Assistant Professor of Portuguese and Spanish
Creative Transformations: Travels and Translations of Brazil in the Americas
Creative Transformations: Travels and Translations of Brazil in the Americas contends that translation is essential to Brazil’s visibility in the Americas, even when it does not seem like translation is explicitly or directly at stake. The project asks: To what extent is it possible to “translate Brazil”? What are the political implications of such a project? Who are these translators of Brazil, and how do they contribute to representations and interpretations of the nation? How does a focus on translation’s role in hemispheric exchanges contribute to our understanding of Brazil’s place in the Americas? I conceive of translation broadly as a linguistic, literary, and cultural process that recognizes the creative agency of Brazilian artists and intellectuals to transform languages, ideas, and cultures encountered during their hemispheric travels. Focusing on links between travel and translation reveals the transnational underpinnings of Brazilian literature and culture.
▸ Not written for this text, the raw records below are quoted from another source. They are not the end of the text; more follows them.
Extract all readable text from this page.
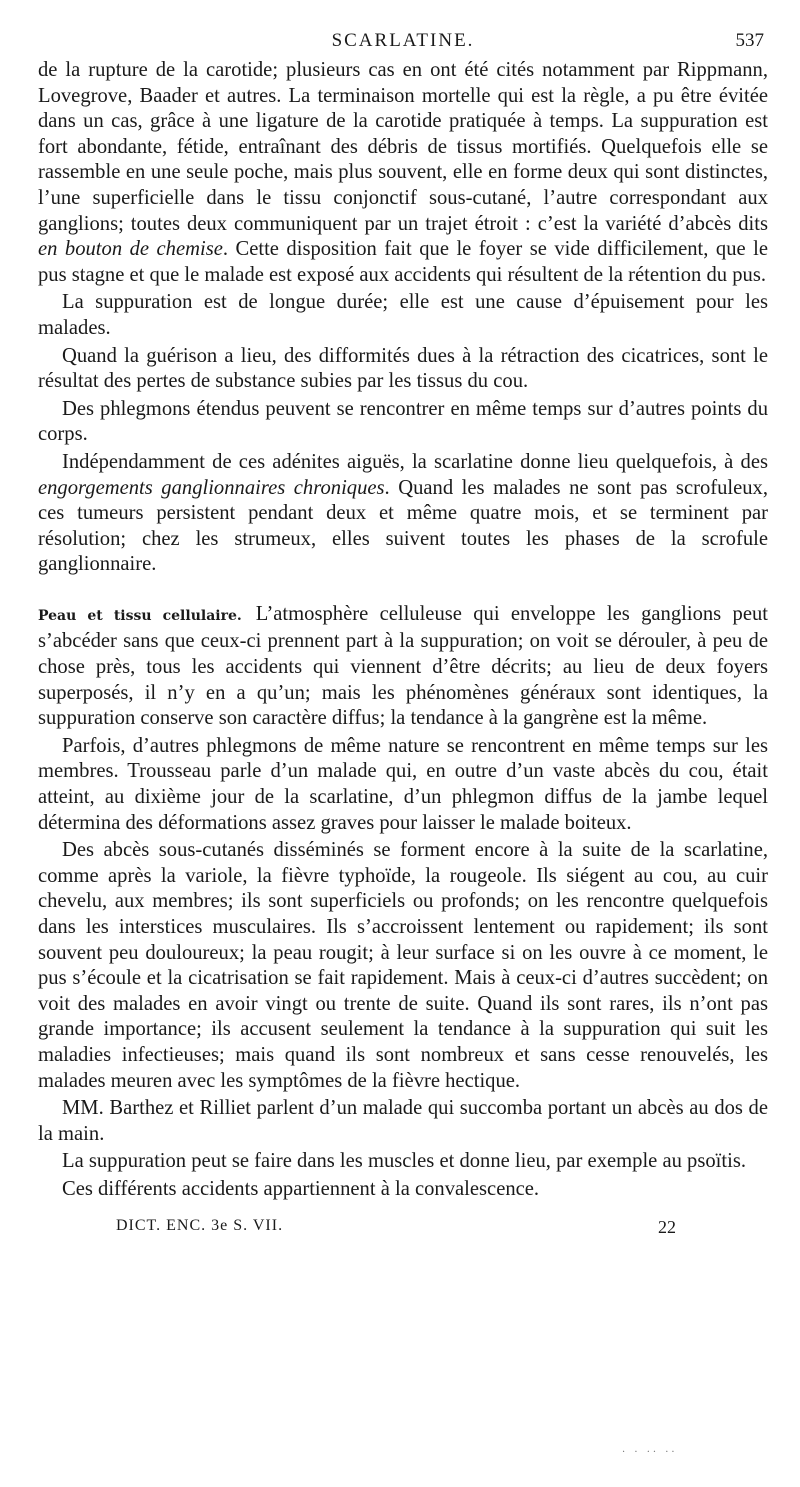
SCARLATINE.	537

de la rupture de la carotide; plusieurs cas en ont été cités notamment par Rippmann, Lovegrove, Baader et autres. La terminaison mortelle qui est la règle, a pu être évitée dans un cas, grâce à une ligature de la carotide pratiquée à temps. La suppuration est fort abondante, fétide, entraînant des débris de tissus mortifiés. Quelquefois elle se rassemble en une seule poche, mais plus souvent, elle en forme deux qui sont distinctes, l’une superficielle dans le tissu conjonctif sous-cutané, l’autre correspondant aux ganglions; toutes deux communiquent par un trajet étroit : c’est la variété d’abcès dits en bouton de chemise. Cette disposition fait que le foyer se vide difficilement, que le pus stagne et que le malade est exposé aux accidents qui résultent de la rétention du pus.

La suppuration est de longue durée; elle est une cause d’épuisement pour les malades.

Quand la guérison a lieu, des difformités dues à la rétraction des cicatrices, sont le résultat des pertes de substance subies par les tissus du cou.

Des phlegmons étendus peuvent se rencontrer en même temps sur d’autres points du corps.

Indépendamment de ces adénites aiguës, la scarlatine donne lieu quelquefois, à des engorgements ganglionnaires chroniques. Quand les malades ne sont pas scrofuleux, ces tumeurs persistent pendant deux et même quatre mois, et se terminent par résolution; chez les strumeux, elles suivent toutes les phases de la scrofule ganglionnaire.

Peau et tissu cellulaire. L’atmosphère celluleuse qui enveloppe les ganglions peut s’abcéder sans que ceux-ci prennent part à la suppuration; on voit se dérouler, à peu de chose près, tous les accidents qui viennent d’être décrits; au lieu de deux foyers superposés, il n’y en a qu’un; mais les phénomènes généraux sont identiques, la suppuration conserve son caractère diffus; la tendance à la gangrène est la même.

Parfois, d’autres phlegmons de même nature se rencontrent en même temps sur les membres. Trousseau parle d’un malade qui, en outre d’un vaste abcès du cou, était atteint, au dixième jour de la scarlatine, d’un phlegmon diffus de la jambe lequel détermina des déformations assez graves pour laisser le malade boiteux.

Des abcès sous-cutanés disséminés se forment encore à la suite de la scarlatine, comme après la variole, la fièvre typhoïde, la rougeole. Ils siégent au cou, au cuir chevelu, aux membres; ils sont superficiels ou profonds; on les rencontre quelquefois dans les interstices musculaires. Ils s’accroissent lentement ou rapidement; ils sont souvent peu douloureux; la peau rougit; à leur surface si on les ouvre à ce moment, le pus s’écoule et la cicatrisation se fait rapidement. Mais à ceux-ci d’autres succèdent; on voit des malades en avoir vingt ou trente de suite. Quand ils sont rares, ils n’ont pas grande importance; ils accusent seulement la tendance à la suppuration qui suit les maladies infectieuses; mais quand ils sont nombreux et sans cesse renouvelés, les malades meuren avec les symptômes de la fièvre hectique.

MM. Barthez et Rilliet parlent d’un malade qui succomba portant un abcès au dos de la main.

La suppuration peut se faire dans les muscles et donne lieu, par exemple au psoïtis.

Ces différents accidents appartiennent à la convalescence.

DICT. ENC. 3e S. VII.	22
· · ·· ··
Creative Transformations draws together a diverse corpus of Brazilian literature and culture, including transnational periodicals, a modernist masterpiece and its adaptations, and contemporary criticism and fiction, to construct an original genealogy of the translation of Brazil in the Americas. My project also aims to expand existing understandings of Latinx studies by underscoring the presence of Brazilians in the United States since the nineteenth century and their interactions with Spanish Americans.